When they grew the cells in the presence of metformin – a drug widely used to manage blood sugar levels in people with diabetes – with the same insulin levels that were toxic, the insulin’s damaging effects were completely blocked.
“So what’s encouraging about the data and the findings, is it doesn’t just point out a cause for pregnancy loss, but it immediately offers an opportunity to intervene,” Williams says.
The first path of intervention, he adds, would be a low carbohydrate, low sugar diet, to prevent sugar spikes that trigger excess insulin being released by the pancreas to keep blood glucose levels down.
On the heels of this discovery, Williams’ team started testing insulin levels along with blood glucose in women who had experienced unexplained miscarriages. They found that some women with normal glucose levels were making “sky high” levels of insulin to maintain those blood sugar levels.
After following a low carbohydrate, low sugar diet, and taking metformin, their subsequent pregnancies were normal.
“So if we’re able to replicate this in large clinical trials, it would suggest that the way we’ve been screening patients may be wrong,” Williams says. “We’ve been screening by measuring sugar levels, but what we might need to be doing is actually measuring the insulin levels.”
The placenta, Williams says, is “this incredible structure that has to function like the lungs, the kidneys, the liver; it’s an immune system, it’s its own endocrine organ, and it has this incredibly complex, intricate role in early pregnancy.”

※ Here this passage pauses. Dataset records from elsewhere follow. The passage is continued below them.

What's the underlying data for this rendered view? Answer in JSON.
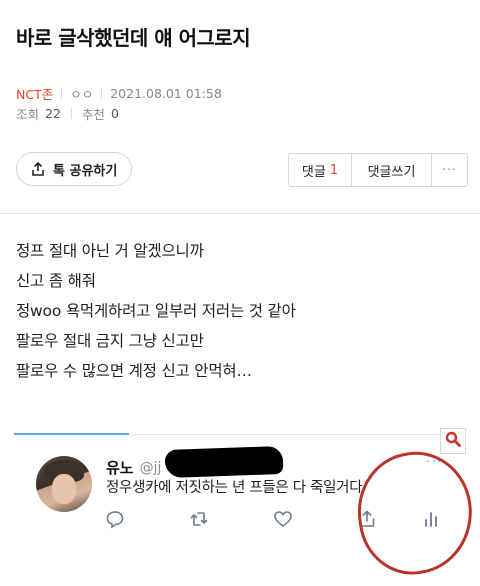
{
  "post": {
    "title": "바로 글삭했던데 얘 어그로지",
    "board": "NCT존",
    "author": "ㅇㅇ",
    "datetime": "2021.08.01 01:58",
    "views_label": "조회",
    "views": "22",
    "recommend_label": "추천",
    "recommend": "0"
  },
  "toolbar": {
    "share_label": "톡 공유하기",
    "comments_label": "댓글",
    "comments_count": "1",
    "write_comment_label": "댓글쓰기",
    "more_label": "···"
  },
  "body": {
    "lines": [
      "정프 절대 아닌 거 알겠으니까",
      "신고 좀 해줘",
      "정woo 욕먹게하려고 일부러 저러는 것 같아",
      "팔로우 절대 금지 그냥 신고만",
      "팔로우 수 많으면 계정 신고 안먹혀…"
    ]
  },
  "tweet": {
    "name": "유노",
    "handle": "@jj",
    "more": "···",
    "text": "정우생카에 저짓하는 년 프들은 다 죽일거다",
    "icons": [
      "reply-icon",
      "retweet-icon",
      "like-icon",
      "share-icon",
      "analytics-icon"
    ]
  },
  "colors": {
    "accent_red": "#e8452c",
    "twitter_blue": "#5aa9e6",
    "annotation_red": "#b8342a",
    "search_red": "#c8362a"
  }
}
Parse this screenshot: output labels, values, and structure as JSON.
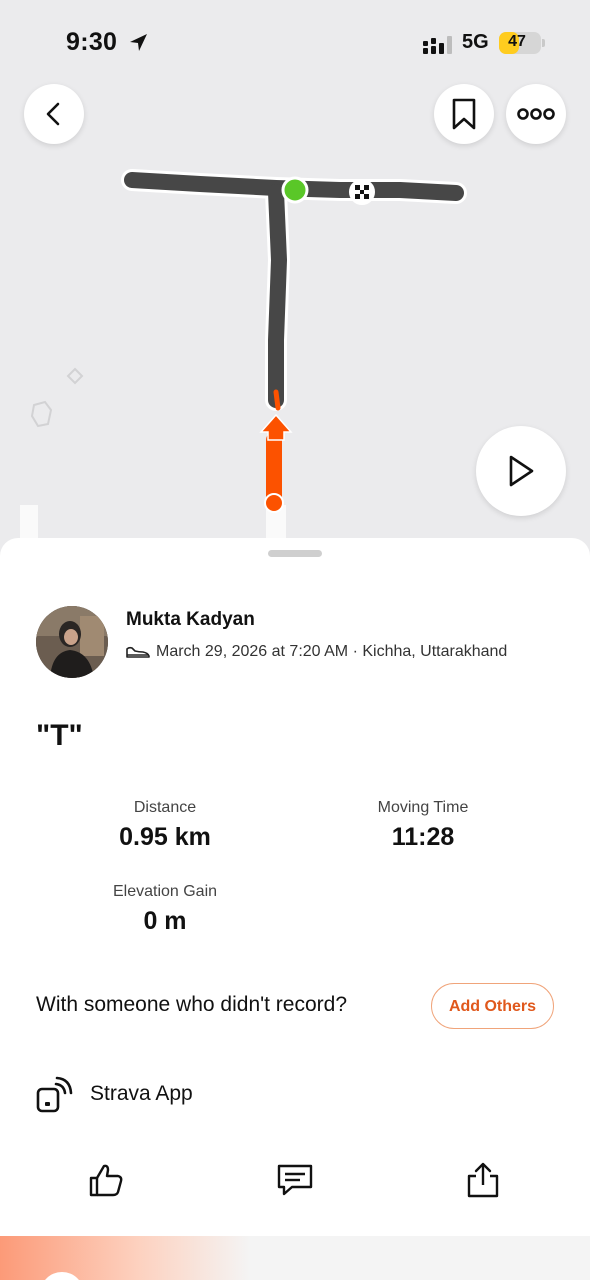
{
  "status_bar": {
    "time": "9:30",
    "network": "5G",
    "battery": "47",
    "battery_level": 0.47
  },
  "map": {
    "route_color": "#474747",
    "progress_color": "#fc5200",
    "start_marker_color": "#5ac728"
  },
  "activity": {
    "athlete_name": "Mukta Kadyan",
    "meta": "March 29, 2026 at 7:20 AM · Kichha, Uttarakhand",
    "title": "\"T\"",
    "stats": [
      {
        "label": "Distance",
        "value": "0.95 km"
      },
      {
        "label": "Moving Time",
        "value": "11:28"
      },
      {
        "label": "Elevation Gain",
        "value": "0 m"
      }
    ]
  },
  "with_others": {
    "prompt": "With someone who didn't record?",
    "button_label": "Add Others"
  },
  "device": {
    "label": "Strava App"
  },
  "icons": {
    "back": "chevron-left-icon",
    "bookmark": "bookmark-icon",
    "more": "more-icon",
    "play": "play-icon",
    "kudos": "thumbs-up-icon",
    "comment": "comment-icon",
    "share": "share-icon"
  },
  "colors": {
    "accent": "#fc5200",
    "add_button_border": "#f0a47a"
  }
}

Importantly, it’s also very good at taking oxygen and nutrients from the mother.
Williams’ working hypothesis is that because calories have typically been restricted throughout the bulk of history, the placenta is tuned to extract as much sugar from the mother as possible to meet the baby’s needs.
“In our current diet there’s no lack of calories, and there’s no lack of ready supply of glucose and carbohydrates. But the placenta isn’t really adapted to living in the nutrition environment we live in today.
“The signal for the placenta to extract nutrition is when there is insulin present in the mother. So the placenta has an overly robust reaction to it – it’s like it’s got a faucet turned all the way up. At least that’s our current thinking on this.”